Somos bichos complicados, inseguros, com medo de fazer escolhas erradas, traumatizados pelos eventos do passado. Isso implica que vamos errar, ferir, ofender, distorcer, recuar, mudar, tantas vezes quantas forem necessárias no meio do caminho. Pedir desculpas não vai adiantar, mas também mal não irá fazer. Dizer que aquilo serviu de aprendizado para não fazer de novo é meia verdade, porque sempre podemos errar novamente – mas, como meia verdade, isso também tem, obviamente, seu lado genuíno.

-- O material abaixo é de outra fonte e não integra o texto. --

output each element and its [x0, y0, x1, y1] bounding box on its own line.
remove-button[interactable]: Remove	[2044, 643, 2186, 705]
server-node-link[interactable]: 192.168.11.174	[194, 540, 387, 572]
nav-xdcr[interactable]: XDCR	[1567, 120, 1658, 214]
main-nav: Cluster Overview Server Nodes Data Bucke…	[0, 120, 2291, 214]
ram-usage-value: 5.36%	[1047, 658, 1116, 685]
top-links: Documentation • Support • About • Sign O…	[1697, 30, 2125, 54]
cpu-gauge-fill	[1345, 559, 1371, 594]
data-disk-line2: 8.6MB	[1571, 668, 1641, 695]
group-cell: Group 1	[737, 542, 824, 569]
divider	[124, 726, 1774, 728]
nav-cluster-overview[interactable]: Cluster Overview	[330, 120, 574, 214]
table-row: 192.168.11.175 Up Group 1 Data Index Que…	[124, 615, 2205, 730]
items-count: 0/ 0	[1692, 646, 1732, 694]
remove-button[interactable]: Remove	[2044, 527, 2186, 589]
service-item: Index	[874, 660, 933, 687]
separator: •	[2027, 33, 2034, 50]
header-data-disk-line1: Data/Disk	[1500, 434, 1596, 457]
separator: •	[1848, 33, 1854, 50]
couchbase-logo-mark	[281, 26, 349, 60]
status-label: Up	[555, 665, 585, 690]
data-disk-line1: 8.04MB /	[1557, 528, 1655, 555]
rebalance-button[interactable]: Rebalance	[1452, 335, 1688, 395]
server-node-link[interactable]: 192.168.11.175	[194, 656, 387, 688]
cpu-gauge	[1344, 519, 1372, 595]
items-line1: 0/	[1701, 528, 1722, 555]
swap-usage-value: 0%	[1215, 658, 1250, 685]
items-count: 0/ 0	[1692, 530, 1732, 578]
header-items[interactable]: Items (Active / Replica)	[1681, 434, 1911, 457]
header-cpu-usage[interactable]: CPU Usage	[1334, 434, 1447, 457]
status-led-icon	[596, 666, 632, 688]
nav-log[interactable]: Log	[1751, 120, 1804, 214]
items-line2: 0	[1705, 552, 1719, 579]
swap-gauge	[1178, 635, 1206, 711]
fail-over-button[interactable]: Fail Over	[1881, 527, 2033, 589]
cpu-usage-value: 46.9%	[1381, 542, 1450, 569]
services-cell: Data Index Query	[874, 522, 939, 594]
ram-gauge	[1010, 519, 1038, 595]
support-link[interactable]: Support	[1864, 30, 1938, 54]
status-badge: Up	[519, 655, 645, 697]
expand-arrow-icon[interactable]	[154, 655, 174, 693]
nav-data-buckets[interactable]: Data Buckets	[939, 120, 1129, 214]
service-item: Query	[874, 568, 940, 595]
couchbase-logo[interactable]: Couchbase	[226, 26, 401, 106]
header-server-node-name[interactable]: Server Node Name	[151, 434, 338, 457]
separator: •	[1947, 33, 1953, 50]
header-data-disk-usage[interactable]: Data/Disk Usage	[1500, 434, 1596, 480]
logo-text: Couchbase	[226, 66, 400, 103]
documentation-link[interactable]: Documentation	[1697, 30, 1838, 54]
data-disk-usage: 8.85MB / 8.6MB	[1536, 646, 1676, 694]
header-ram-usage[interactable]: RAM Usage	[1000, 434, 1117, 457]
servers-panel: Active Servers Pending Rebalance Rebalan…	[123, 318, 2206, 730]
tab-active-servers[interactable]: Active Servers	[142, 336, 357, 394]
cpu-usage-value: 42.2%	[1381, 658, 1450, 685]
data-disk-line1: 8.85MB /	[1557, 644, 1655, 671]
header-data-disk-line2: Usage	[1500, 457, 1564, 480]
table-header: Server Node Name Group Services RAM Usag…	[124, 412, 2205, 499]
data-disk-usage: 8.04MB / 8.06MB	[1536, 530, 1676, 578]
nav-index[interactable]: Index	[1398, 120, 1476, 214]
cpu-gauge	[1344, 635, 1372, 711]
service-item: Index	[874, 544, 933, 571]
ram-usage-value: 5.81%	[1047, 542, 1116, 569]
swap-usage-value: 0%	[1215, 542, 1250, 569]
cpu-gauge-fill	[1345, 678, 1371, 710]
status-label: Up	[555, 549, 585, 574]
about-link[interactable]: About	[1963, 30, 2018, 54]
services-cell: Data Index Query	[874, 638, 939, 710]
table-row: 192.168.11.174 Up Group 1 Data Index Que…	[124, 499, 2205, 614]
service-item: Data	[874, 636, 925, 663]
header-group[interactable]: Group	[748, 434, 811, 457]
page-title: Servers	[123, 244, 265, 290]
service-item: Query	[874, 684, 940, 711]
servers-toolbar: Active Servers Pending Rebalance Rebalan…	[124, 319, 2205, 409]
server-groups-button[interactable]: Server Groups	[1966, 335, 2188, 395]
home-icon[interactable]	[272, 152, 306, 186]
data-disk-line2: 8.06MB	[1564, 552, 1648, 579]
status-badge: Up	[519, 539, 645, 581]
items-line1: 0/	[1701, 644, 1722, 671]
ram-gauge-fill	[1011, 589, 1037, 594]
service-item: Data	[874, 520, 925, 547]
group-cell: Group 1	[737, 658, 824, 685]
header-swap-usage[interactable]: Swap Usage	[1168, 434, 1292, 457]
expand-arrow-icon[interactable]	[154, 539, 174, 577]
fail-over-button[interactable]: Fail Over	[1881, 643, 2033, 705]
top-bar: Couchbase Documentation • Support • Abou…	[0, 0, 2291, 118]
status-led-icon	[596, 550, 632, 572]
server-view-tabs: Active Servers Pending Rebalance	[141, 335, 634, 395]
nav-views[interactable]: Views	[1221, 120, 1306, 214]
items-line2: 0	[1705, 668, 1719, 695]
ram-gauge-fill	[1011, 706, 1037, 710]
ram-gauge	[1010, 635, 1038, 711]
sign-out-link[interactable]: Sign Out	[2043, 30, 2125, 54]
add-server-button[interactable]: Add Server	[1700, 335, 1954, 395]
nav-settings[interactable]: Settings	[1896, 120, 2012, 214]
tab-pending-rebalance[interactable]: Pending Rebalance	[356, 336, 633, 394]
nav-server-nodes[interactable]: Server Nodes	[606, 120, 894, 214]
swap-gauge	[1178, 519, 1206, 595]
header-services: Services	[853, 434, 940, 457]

“Seja firme nas suas decisões”: não sei se acontece com todos, mas às vezes eu passo longos minutos olhando o cardápio, penso seriamente em que prato pedir, faço a escolha confiante e, quando chega a refeição, percebi que me enganei: o molho não era o que eu pensava. Seria ótimo se longos momentos de reflexão garantissem a decisão mais acertada, mas, se isso não é assim nem com a comida, que dirá com as emoções, com as relações, com os gostos. Eu detecto em minha vida algumas certezas: amo algumas pessoas, aprecio fazer determinadas coisas, quero cumprir certos objetivos (de vida profissional e de mudança ou evolução de personalidade). São pontos que não têm mudado com o tempo, mas, para continuarem assim, elas precisam ser cultivadas a cada novo dia. Então, eu não sou firme com as minhas decisões: eu as repito todo dia. Entende a diferença?
Se houver um modo mais fácil de ser humano, imperfeito, emotivo, confuso e inseguro, serei a primeira a segui-lo. No momento, apenas sigo sendo humana, ciente do que é sê-lo, mas sem a certeza de que conheço tudo da minha própria humanidade.